How do I respond to a credit card lawsuit? 11 Answers as of December 21, 2012Credit card company filed lawsuit. Lawyers representing the credit card company keep calling. Same lawyer filed the lawsuit and wants me to respond to the suit within 30 days, but the response goes back to the law company that represents the credit card company and who filed the suit...is that right?
Law Office of Michael L. Fine | Michael L. Fine
If a lawsuit was filed against you, you must respond. Otherwise, the plaintiff will get a default judgment and you will be in real trouble. You most definitely need to consult with a consumer attorney, such as myself. Consultations are generally free. You likely have defenses and counterclaims, and you would be remiss to attempt to defend on your own.
Answer Applies to: Ohio
Elniski Law, P.C. | Keliann Elniski
Make sure the papers you received are actually suit papers. Were you served? You typically have 20 days to respond to the claim if you were personally served. If you received via mail or other than personal service, you have 30 days to respond. Your Answer would be filed with the court where the suit was filed and the law firm representing the credit card company would be copied. There are many collection companies that send papers suggesting you are being sued or will be sued. Make sure you read them carefully or seek counsel to review and advise.

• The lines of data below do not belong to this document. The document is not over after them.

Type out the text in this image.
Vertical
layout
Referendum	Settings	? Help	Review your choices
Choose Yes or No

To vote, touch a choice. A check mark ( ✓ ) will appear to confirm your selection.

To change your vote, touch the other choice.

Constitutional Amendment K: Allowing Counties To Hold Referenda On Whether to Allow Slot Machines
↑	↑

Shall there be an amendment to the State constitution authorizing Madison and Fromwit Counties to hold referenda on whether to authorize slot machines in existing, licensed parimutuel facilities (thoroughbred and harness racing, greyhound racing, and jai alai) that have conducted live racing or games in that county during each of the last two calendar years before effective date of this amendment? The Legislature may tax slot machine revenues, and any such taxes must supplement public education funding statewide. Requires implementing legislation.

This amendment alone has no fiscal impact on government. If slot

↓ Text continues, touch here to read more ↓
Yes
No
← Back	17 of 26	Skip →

Answer Applies to: New York
Law Office of D.L. Drain, P.A. | Diane L. Drain
Yes, but also the court. What are you going to respond? If you owe the debt then the creditor will be awarded the debt, plus court costs and attorney fees. Consider a workout with the creditor's attorney or look into bankruptcy. Please understand that bankruptcy is a very complicated process. It is wise to talk to an experienced bankruptcy attorney before deciding to take this important step. Most Arizona bankruptcy attorneys offer a free consultation about the basics of bankruptcy.
Answer Applies to: Arizona
Park Law Offices LLC | Kevin Parks
You should consult with an attorney. Suits on credit collections can be complicated, and if you defend the suit and don't have a particularly good defense, it's possible that you're ultimately just adding to the total that may become due as attorneys fees. Many creditors are willing to negotiate a settlement on the balance. While this may depend on the circumstances of your case, you should have an attorney analyze your situation and provide advice on the options that may be able to be pursued.